Its current location is 201 N. 25th Street.

==Activities==
The activities of the settlement were divided into sections with systematic attention to each. Neighborhood work included visits to the home of every child coming to the Settlement; and in a friendly way, efforts were made to solve the problems of the various households. Educational work was both academic and industrial. The recreational work included social life of groups, with parties, entertainments, exhibits, and gymnasium features. The House was also a training school for new social workers. The House cooperated in all advanced movements for the city with other social agencies.

Neighborhood House was instrumental in securing the erection of a public bath. It investigated for the National Consumers League 500 applications for labor permits, the statistics used later in securing Kentucky's Child Labor law. In addition, it investigated 529 relief cases to make the enforcement of the truancy law possible when it was first put in operation. It co-operated with other organizations in building up the Associated Charities which then took charge of the relief work properly belonging to it. It provided trained persons for probation work of the juvenile court, supervision of playgrounds, fresh air homes, and babies' milk fund associations. It also cooperated with a committee which secured a new tenement house law.

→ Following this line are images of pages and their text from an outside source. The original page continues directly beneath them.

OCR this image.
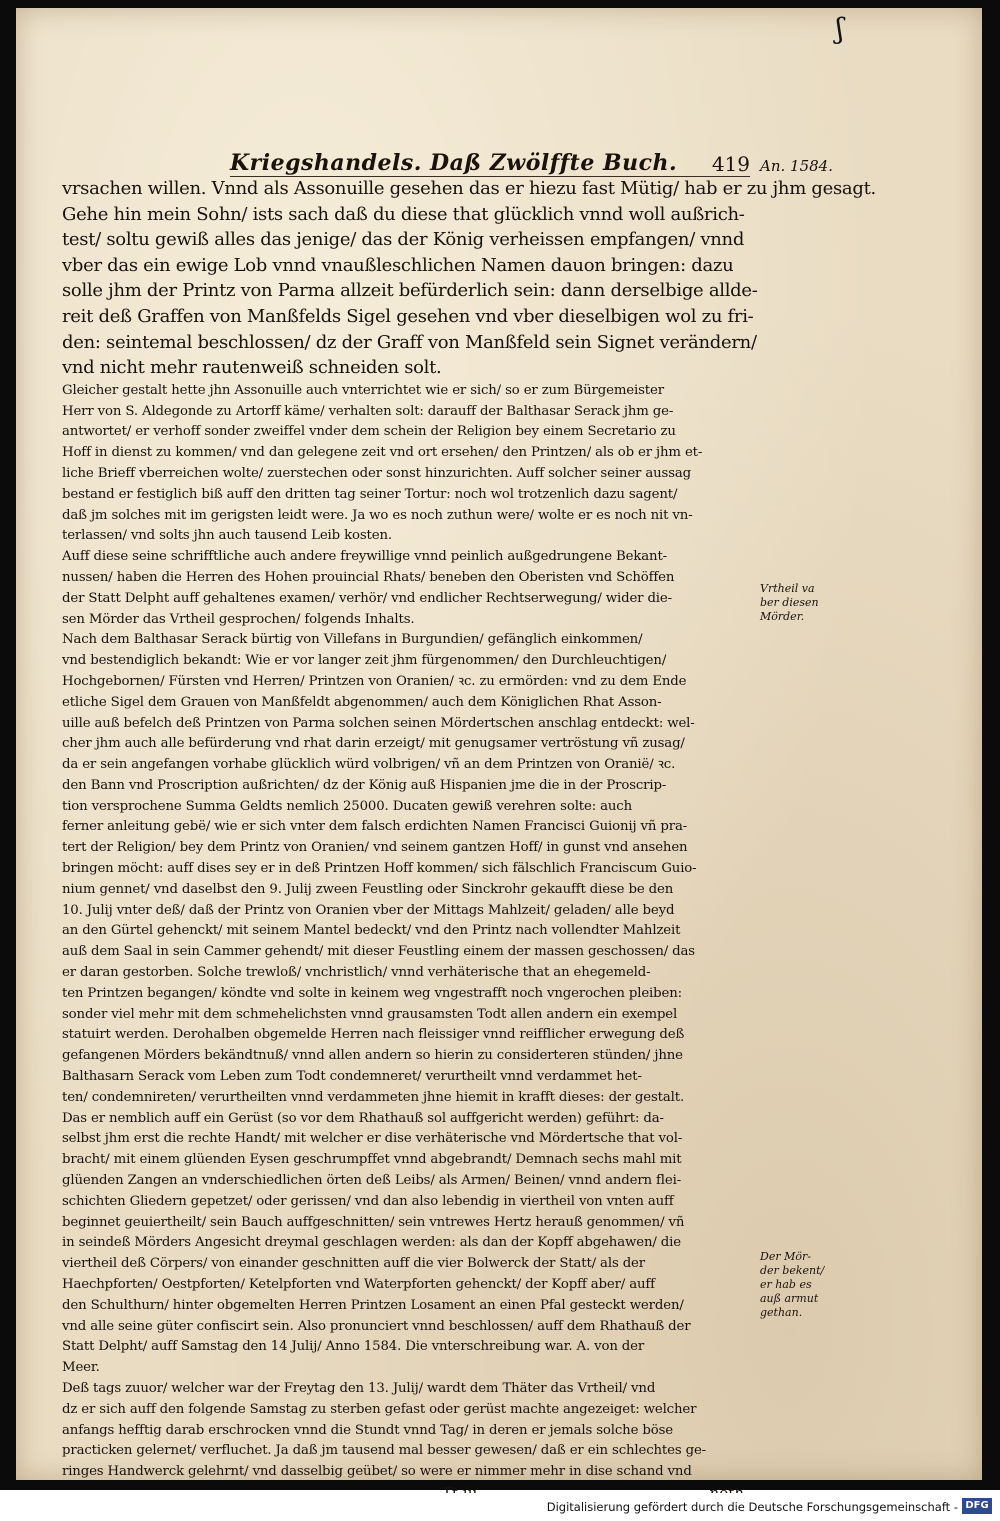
ʃ
Kriegshandels. Daß Zwölffte Buch. 419 An. 1584.
vrsachen willen. Vnnd als Assonuille gesehen das er hiezu fast Mütig/ hab er zu jhm gesagt.
Gehe hin mein Sohn/ ists sach daß du diese that glücklich vnnd woll außrich-
test/ soltu gewiß alles das jenige/ das der König verheissen empfangen/ vnnd
vber das ein ewige Lob vnnd vnaußleschlichen Namen dauon bringen: dazu
solle jhm der Printz von Parma allzeit befürderlich sein: dann derselbige allde-
reit deß Graffen von Manßfelds Sigel gesehen vnd vber dieselbigen wol zu fri-
den: seintemal beschlossen/ dz der Graff von Manßfeld sein Signet verändern/
vnd nicht mehr rautenweiß schneiden solt.
Gleicher gestalt hette jhn Assonuille auch vnterrichtet wie er sich/ so er zum Bürgemeister
Herr von S. Aldegonde zu Artorff käme/ verhalten solt: darauff der Balthasar Serack jhm ge-
antwortet/ er verhoff sonder zweiffel vnder dem schein der Religion bey einem Secretario zu
Hoff in dienst zu kommen/ vnd dan gelegene zeit vnd ort ersehen/ den Printzen/ als ob er jhm et-
liche Brieff vberreichen wolte/ zuerstechen oder sonst hinzurichten. Auff solcher seiner aussag
bestand er festiglich biß auff den dritten tag seiner Tortur: noch wol trotzenlich dazu sagent/
daß jm solches mit im gerigsten leidt were. Ja wo es noch zuthun were/ wolte er es noch nit vn-
terlassen/ vnd solts jhn auch tausend Leib kosten.
Auff diese seine schrifftliche auch andere freywillige vnnd peinlich außgedrungene Bekant-
nussen/ haben die Herren des Hohen prouincial Rhats/ beneben den Oberisten vnd Schöffen
der Statt Delpht auff gehaltenes examen/ verhör/ vnd endlicher Rechtserwegung/ wider die-
sen Mörder das Vrtheil gesprochen/ folgends Inhalts.
Nach dem Balthasar Serack bürtig von Villefans in Burgundien/ gefänglich einkommen/
vnd bestendiglich bekandt: Wie er vor langer zeit jhm fürgenommen/ den Durchleuchtigen/
Hochgebornen/ Fürsten vnd Herren/ Printzen von Oranien/ ꝛc. zu ermörden: vnd zu dem Ende
etliche Sigel dem Grauen von Manßfeldt abgenommen/ auch dem Königlichen Rhat Asson-
uille auß befelch deß Printzen von Parma solchen seinen Mördertschen anschlag entdeckt: wel-
cher jhm auch alle befürderung vnd rhat darin erzeigt/ mit genugsamer vertröstung vñ zusag/
da er sein angefangen vorhabe glücklich würd volbrigen/ vñ an dem Printzen von Oranië/ ꝛc.
den Bann vnd Proscription außrichten/ dz der König auß Hispanien jme die in der Proscrip-
tion versprochene Summa Geldts nemlich 25000. Ducaten gewiß verehren solte: auch
ferner anleitung gebë/ wie er sich vnter dem falsch erdichten Namen Francisci Guionij vñ pra-
tert der Religion/ bey dem Printz von Oranien/ vnd seinem gantzen Hoff/ in gunst vnd ansehen
bringen möcht: auff dises sey er in deß Printzen Hoff kommen/ sich fälschlich Franciscum Guio-
nium gennet/ vnd daselbst den 9. Julij zween Feustling oder Sinckrohr gekaufft diese be den
10. Julij vnter deß/ daß der Printz von Oranien vber der Mittags Mahlzeit/ geladen/ alle beyd
an den Gürtel gehenckt/ mit seinem Mantel bedeckt/ vnd den Printz nach vollendter Mahlzeit
auß dem Saal in sein Cammer gehendt/ mit dieser Feustling einem der massen geschossen/ das
er daran gestorben. Solche trewloß/ vnchristlich/ vnnd verhäterische that an ehegemeld-
ten Printzen begangen/ köndte vnd solte in keinem weg vngestrafft noch vngerochen pleiben:
sonder viel mehr mit dem schmehelichsten vnnd grausamsten Todt allen andern ein exempel
statuirt werden. Derohalben obgemelde Herren nach fleissiger vnnd reifflicher erwegung deß
gefangenen Mörders bekändtnuß/ vnnd allen andern so hierin zu considerteren stünden/ jhne
Balthasarn Serack vom Leben zum Todt condemneret/ verurtheilt vnnd verdammet het-
ten/ condemnireten/ verurtheilten vnnd verdammeten jhne hiemit in krafft dieses: der gestalt.
Das er nemblich auff ein Gerüst (so vor dem Rhathauß sol auffgericht werden) geführt: da-
selbst jhm erst die rechte Handt/ mit welcher er dise verhäterische vnd Mördertsche that vol-
bracht/ mit einem glüenden Eysen geschrumpffet vnnd abgebrandt/ Demnach sechs mahl mit
glüenden Zangen an vnderschiedlichen örten deß Leibs/ als Armen/ Beinen/ vnnd andern flei-
schichten Gliedern gepetzet/ oder gerissen/ vnd dan also lebendig in viertheil von vnten auff
beginnet geuiertheilt/ sein Bauch auffgeschnitten/ sein vntrewes Hertz herauß genommen/ vñ
in seindeß Mörders Angesicht dreymal geschlagen werden: als dan der Kopff abgehawen/ die
viertheil deß Cörpers/ von einander geschnitten auff die vier Bolwerck der Statt/ als der
Haechpforten/ Oestpforten/ Ketelpforten vnd Waterpforten gehenckt/ der Kopff aber/ auff
den Schulthurn/ hinter obgemelten Herren Printzen Losament an einen Pfal gesteckt werden/
vnd alle seine güter confiscirt sein. Also pronunciert vnnd beschlossen/ auff dem Rhathauß der
Statt Delpht/ auff Samstag den 14 Julij/ Anno 1584. Die vnterschreibung war. A. von der
Meer.
Deß tags zuuor/ welcher war der Freytag den 13. Julij/ wardt dem Thäter das Vrtheil/ vnd
dz er sich auff den folgende Samstag zu sterben gefast oder gerüst machte angezeiget: welcher
anfangs hefftig darab erschrocken vnnd die Stundt vnnd Tag/ in deren er jemals solche böse
practicken gelernet/ verfluchet. Ja daß jm tausend mal besser gewesen/ daß er ein schlechtes ge-
ringes Handwerck gelehrnt/ vnd dasselbig geübet/ so were er nimmer mehr in dise schand vnd
Vrtheil va
ber diesen
Mörder.
Der Mör-
der bekent/
er hab es
auß armut
gethan.
Digitalisierung gefördert durch die Deutsche Forschungsgemeinschaft - DFG
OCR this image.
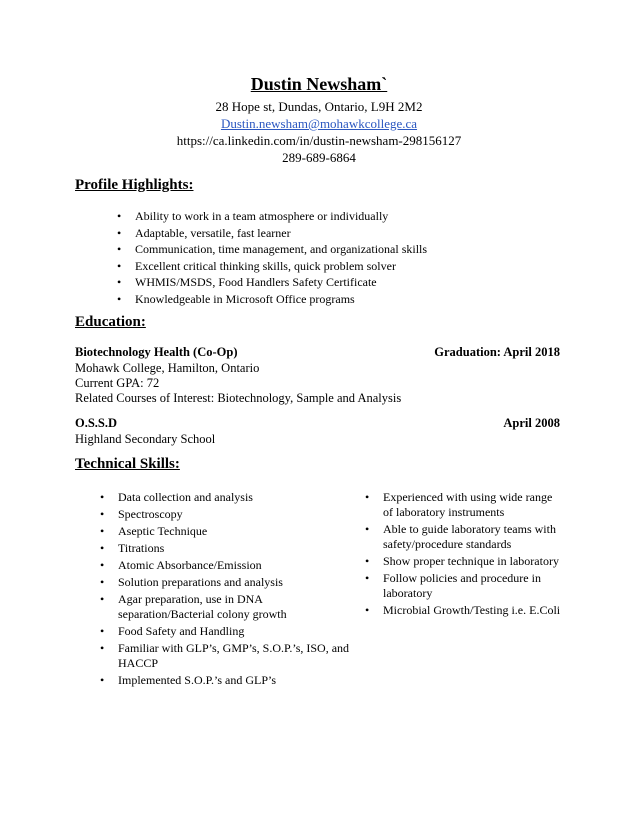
Dustin Newsham`
28 Hope st, Dundas, Ontario, L9H 2M2
Dustin.newsham@mohawkcollege.ca
https://ca.linkedin.com/in/dustin-newsham-298156127
289-689-6864
Profile Highlights:
• Ability to work in a team atmosphere or individually
• Adaptable, versatile, fast learner
• Communication, time management, and organizational skills
• Excellent critical thinking skills, quick problem solver
• WHMIS/MSDS, Food Handlers Safety Certificate
• Knowledgeable in Microsoft Office programs
Education:
Biotechnology Health (Co-Op)	Graduation: April 2018
Mohawk College, Hamilton, Ontario
Current GPA: 72
Related Courses of Interest: Biotechnology, Sample and Analysis
O.S.S.D	April 2008
Highland Secondary School
Technical Skills:
• Data collection and analysis
• Spectroscopy
• Aseptic Technique
• Titrations
• Atomic Absorbance/Emission
• Solution preparations and analysis
• Agar preparation, use in DNA separation/Bacterial colony growth
• Food Safety and Handling
• Familiar with GLP’s, GMP’s, S.O.P.’s, ISO, and HACCP
• Implemented S.O.P.’s and GLP’s
• Experienced with using wide range of laboratory instruments
• Able to guide laboratory teams with safety/procedure standards
• Show proper technique in laboratory
• Follow policies and procedure in laboratory
• Microbial Growth/Testing i.e. E.Coli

Neighborhood House maintained a milk station; public playground; library station; kindergarten; women's, boys' and girls' clubs; cooking; sewing and domestic arts; crafts work; playroom; dancing; dramatics; music; coaching children in public schools; classes for immigrants; sewing school; concerts, and entertainments. Its summer work included a playground; excursions and vacations in cooperation with Fresh Air agencies. It served the Fresh Air homes as a registration bureau for the entire city.

===Dance hall===
The Neighborhood House dance hall was planned originally for the pleasure of the young men and young women living in the neighborhood. The young men paid an admission fee of ten cents to the dances while the young women came free. A custom prevails in Louisville of admitting all girls to public dance halls free of charge. This custom, inaugurated at one time by an enterprising proprietor to induce girls to attend the dances in his hall was followed later by every dance hall proprietor in the city. Although in the beginning the Neighborhood House dance hall was opened primarily for the use of young people in the neighborhood, in time it came to be patronized by young people from all parts of the city. At that time there were no dance halls open continuously every night in the week, but a number were open either one or two nights during the week. This led to the practice on the part of the young people desiring frequent opportunities of dancing of going from hall to hall. Consequently, Neighborhood House was often patronized by these young people when no other dance hall was open. Many of these young people lacking in proper discrimination, naturally attempted the irregular dancing in vogue in the commercial halls. This led to continual disagreement on the part of the residents of the settlement. A resident would say to a new couple dancing irregularly, "You can't dance that way in this hall." The couple in self-defense would answer, "I can dance that way in every other dance hall in the city."

==Residents==
Initially, in 1896, Hill was not able to secure permanent residents for the house, in which he himself spent 12 of each 24 hours, some of which friends shared with him. By 1911, there were eight women resident, 107 women volunteers, and 17 men volunteers. Head Residents included: Archibald Hill, 1896–1899; Mary D. Anderson, 1899–1901; Charlotte Kimball, 1901–1902; M. Eleanor Tarrant, 1902–1905; and Frances MacGregor Ingram, 1905–1939.

Ingram was Head Resident during the period of 1905 to 1939, and much of the success and special work of the Settlement had been due to her initiative and wise leadership. She was assisted by a staff of workers about fifteen in number.